Molde

Fausto Rodríguez, el secreto mejor guardado del folk bogotano

Fotografía por: David Lozada

Para Fausto Rodríguez, el 2018 fue el año en que pasó de ser guitarrista de a pie para convertirse en uno de los compositores de folk más versátiles de la actual escena musical bogotana. A medida de que el año transcurría, Rodríguez dejó de interpretar versiones de Él Mató A Un Policía Motorizado y Aterciopelados, para comenzar a trabajar con sus propias piezas: baladas tranquilas, con arpegios de guitarra intrincados y letras escritas a través de figuras literarias y metáforas que aluden a la soledad, la vida y la pureza de la muerte.

En septiembre del pasado año —después de haber tocado en varios bares de la ciudad—, hizo su debut en la primera edición del Festival Nada Tiene Sentido, donde sorprendió a la audiencia con un corto set que escaló desde dulces melodías con tintes poéticos, hasta una efusiva rola de country titulada ‘Martha‘, que puso a bailar sobre los cuernos del carnero a los y las escuchas.

Al finalizar el año, terminó un par de nuevas composiciones: una triste canción con un suave “bend” de guitarra y una pieza folk con armónica, a lo blues de los 60s.

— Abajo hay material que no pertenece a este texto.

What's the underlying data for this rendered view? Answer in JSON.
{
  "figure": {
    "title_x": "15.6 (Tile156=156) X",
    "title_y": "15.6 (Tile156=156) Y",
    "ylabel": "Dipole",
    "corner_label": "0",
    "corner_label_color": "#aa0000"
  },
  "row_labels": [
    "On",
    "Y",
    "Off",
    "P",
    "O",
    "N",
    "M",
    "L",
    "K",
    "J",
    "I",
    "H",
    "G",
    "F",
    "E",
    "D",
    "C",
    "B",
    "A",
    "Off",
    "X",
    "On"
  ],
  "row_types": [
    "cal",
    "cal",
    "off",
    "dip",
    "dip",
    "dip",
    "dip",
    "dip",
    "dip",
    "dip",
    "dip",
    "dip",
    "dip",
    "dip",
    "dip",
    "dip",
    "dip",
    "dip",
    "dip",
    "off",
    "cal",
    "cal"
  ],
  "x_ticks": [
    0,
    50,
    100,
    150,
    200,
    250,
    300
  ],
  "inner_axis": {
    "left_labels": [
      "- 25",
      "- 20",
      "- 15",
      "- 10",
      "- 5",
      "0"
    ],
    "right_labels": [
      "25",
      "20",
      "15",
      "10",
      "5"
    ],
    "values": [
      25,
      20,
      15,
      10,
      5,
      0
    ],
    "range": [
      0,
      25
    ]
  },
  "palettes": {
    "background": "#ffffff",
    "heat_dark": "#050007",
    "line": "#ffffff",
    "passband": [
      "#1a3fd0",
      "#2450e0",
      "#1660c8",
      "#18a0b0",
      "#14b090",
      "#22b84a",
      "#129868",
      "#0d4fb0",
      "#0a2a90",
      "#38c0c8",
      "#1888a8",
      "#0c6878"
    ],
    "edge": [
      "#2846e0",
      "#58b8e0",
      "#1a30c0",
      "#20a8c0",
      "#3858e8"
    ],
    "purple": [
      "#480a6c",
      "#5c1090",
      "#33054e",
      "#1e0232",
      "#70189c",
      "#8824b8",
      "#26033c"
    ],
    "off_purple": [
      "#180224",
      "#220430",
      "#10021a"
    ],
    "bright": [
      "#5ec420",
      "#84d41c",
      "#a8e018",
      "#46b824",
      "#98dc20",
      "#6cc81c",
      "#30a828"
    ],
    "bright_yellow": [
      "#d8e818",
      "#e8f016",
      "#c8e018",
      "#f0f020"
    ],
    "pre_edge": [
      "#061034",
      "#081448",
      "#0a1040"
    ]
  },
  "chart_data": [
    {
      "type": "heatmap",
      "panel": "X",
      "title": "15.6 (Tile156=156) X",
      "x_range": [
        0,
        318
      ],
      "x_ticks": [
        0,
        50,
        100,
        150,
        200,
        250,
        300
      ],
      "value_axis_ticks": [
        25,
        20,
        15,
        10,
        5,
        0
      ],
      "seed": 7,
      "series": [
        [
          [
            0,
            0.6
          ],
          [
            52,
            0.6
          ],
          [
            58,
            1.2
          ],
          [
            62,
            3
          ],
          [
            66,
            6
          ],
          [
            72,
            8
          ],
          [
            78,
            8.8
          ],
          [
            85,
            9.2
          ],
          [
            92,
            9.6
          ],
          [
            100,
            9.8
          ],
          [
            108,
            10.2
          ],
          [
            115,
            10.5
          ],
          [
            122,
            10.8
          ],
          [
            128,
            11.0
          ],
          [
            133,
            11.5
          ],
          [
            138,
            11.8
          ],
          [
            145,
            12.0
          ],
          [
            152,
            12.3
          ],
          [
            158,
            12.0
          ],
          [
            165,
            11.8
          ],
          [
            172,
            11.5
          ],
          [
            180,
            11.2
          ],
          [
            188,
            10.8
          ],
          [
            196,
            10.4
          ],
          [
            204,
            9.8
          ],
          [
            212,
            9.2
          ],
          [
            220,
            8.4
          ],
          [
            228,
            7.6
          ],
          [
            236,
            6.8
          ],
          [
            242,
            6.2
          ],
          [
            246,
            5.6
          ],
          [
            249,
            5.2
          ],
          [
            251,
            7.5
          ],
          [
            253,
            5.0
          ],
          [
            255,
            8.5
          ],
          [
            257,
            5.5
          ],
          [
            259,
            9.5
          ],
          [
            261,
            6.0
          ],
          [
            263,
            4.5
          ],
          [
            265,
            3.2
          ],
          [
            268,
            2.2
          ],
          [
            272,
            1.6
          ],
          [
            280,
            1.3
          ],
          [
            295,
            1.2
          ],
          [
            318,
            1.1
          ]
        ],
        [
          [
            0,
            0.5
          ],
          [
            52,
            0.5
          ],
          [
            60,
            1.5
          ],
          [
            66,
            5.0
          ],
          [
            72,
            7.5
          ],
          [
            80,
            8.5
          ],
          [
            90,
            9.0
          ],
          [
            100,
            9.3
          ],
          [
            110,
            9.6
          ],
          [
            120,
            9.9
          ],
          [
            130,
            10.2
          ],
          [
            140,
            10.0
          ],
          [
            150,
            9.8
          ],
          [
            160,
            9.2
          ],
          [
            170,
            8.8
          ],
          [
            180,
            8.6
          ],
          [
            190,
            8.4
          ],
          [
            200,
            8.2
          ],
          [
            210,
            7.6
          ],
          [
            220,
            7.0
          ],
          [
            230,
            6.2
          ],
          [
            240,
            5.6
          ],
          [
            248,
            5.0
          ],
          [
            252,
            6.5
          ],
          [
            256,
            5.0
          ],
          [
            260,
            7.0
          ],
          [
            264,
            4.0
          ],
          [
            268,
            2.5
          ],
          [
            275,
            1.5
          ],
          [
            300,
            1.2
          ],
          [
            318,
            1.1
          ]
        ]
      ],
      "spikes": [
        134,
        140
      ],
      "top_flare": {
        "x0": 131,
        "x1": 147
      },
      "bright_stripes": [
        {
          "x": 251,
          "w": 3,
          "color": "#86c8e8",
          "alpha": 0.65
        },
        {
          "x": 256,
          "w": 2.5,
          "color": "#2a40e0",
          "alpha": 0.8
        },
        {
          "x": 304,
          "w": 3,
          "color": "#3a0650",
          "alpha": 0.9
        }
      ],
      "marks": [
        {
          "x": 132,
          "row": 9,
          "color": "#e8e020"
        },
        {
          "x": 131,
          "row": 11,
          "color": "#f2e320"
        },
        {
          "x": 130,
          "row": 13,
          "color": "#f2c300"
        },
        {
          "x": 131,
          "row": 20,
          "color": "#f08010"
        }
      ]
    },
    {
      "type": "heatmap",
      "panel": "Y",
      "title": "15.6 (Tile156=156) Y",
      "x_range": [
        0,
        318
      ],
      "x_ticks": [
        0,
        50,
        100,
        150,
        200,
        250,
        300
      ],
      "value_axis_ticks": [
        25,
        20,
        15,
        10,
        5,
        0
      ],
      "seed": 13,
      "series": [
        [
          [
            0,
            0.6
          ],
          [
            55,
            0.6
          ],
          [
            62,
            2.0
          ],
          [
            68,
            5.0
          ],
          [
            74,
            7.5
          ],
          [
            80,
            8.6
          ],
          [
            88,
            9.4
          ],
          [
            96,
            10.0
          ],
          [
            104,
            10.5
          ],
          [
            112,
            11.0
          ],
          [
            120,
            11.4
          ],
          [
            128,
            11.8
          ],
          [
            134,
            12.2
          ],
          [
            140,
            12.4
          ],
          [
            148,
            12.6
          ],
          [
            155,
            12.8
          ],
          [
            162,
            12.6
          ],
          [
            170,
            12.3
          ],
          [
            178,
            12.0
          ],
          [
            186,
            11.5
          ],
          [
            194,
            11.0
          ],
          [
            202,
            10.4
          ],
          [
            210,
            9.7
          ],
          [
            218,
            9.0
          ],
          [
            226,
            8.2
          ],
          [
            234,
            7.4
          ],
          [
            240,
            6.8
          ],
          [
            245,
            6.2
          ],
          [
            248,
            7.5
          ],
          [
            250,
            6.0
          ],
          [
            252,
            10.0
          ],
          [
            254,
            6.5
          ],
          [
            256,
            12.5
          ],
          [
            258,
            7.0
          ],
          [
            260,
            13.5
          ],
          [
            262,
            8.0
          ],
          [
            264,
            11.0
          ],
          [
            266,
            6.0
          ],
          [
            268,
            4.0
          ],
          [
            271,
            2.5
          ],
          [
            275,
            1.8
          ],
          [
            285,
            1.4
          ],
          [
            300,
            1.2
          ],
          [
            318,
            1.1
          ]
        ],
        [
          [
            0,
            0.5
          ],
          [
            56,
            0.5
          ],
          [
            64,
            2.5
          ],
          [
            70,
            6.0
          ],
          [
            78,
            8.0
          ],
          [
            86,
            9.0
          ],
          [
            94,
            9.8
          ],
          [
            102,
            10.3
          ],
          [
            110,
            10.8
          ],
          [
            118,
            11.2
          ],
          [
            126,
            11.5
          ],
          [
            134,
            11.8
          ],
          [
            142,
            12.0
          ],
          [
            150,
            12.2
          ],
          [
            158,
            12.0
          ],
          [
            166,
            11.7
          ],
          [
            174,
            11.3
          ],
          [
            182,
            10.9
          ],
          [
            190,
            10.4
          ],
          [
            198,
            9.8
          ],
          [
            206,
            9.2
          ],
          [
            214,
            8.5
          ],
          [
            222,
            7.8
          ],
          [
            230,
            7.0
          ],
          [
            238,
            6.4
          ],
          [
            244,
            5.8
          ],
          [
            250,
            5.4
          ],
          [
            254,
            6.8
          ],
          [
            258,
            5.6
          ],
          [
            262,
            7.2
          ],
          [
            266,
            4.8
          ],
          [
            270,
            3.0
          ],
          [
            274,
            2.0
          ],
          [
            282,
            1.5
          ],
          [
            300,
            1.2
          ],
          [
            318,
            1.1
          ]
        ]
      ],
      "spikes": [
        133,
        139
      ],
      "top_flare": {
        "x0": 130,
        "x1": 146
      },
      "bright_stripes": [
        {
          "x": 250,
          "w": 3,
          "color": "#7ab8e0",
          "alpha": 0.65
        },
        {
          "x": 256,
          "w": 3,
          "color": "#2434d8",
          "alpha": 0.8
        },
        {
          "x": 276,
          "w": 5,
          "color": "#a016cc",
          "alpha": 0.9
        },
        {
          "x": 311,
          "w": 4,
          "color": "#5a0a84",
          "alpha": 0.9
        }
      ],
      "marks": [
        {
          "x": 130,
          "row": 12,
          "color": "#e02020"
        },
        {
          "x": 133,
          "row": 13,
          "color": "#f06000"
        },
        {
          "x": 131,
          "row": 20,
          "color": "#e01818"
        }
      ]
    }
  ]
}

Dichas canciones no verían la luz sino hasta principios de 2019, cuando tuvo una acogedora presentación junto a bandas como Todos Los Transeúntes y Biselad, quienes, pese a los problemas de sonido que tuvo el joven cantautor, no dudaron en elogiar su valiente propuesta. Recientemente se presentó en Casa Ensayo junto a la Banda del Bisonte y una de las bandas más icónicas de la escena colombiana: Margarita Siempreviva; en un show, donde tímidamente, la audiencia empezaba a corear sus temas.

Recientemente, se lanzó en las plataformas digitales su primer sencillo: ‘Secretos del palacio del norte‘, una pieza que mezcla el folk, el jazz con algo de ragtime, sus característicos arpegios de guitarra de fondo y una letra tranquila con estribillos que quedan resonando en los tímpanos; una pieza tranquila, bellamente lograda y mezclada con la colaboración de otros músicos e ingenieros de sonido. La canción es el primer adelanto de su primer trabajo discográfico homónimo, un proyecto que buscará ahondar en esta perspectiva acústica y con influencias de sonidos que se han quedado en el pasado, pero que no deja de sonar fresco, algo necesario para la música bogotana.

En menos de un año, Fausto logró trasladarse de las carreteras de diferentes regiones de Colombia a algunos de los escenarios “underground” más representativos de la ciudad para compartir tarima con bandas de la escena local y nacional. Si bien, le queda mucho por aprender, Fausto le avisa a Bogotá que tiene un nuevo cantautor, uno que narra las vicisitudes de la vida cotidiana, mientras le canta a la tristeza, a la soledad y al amor; todo esto con blues y folk, a la vieja usanza.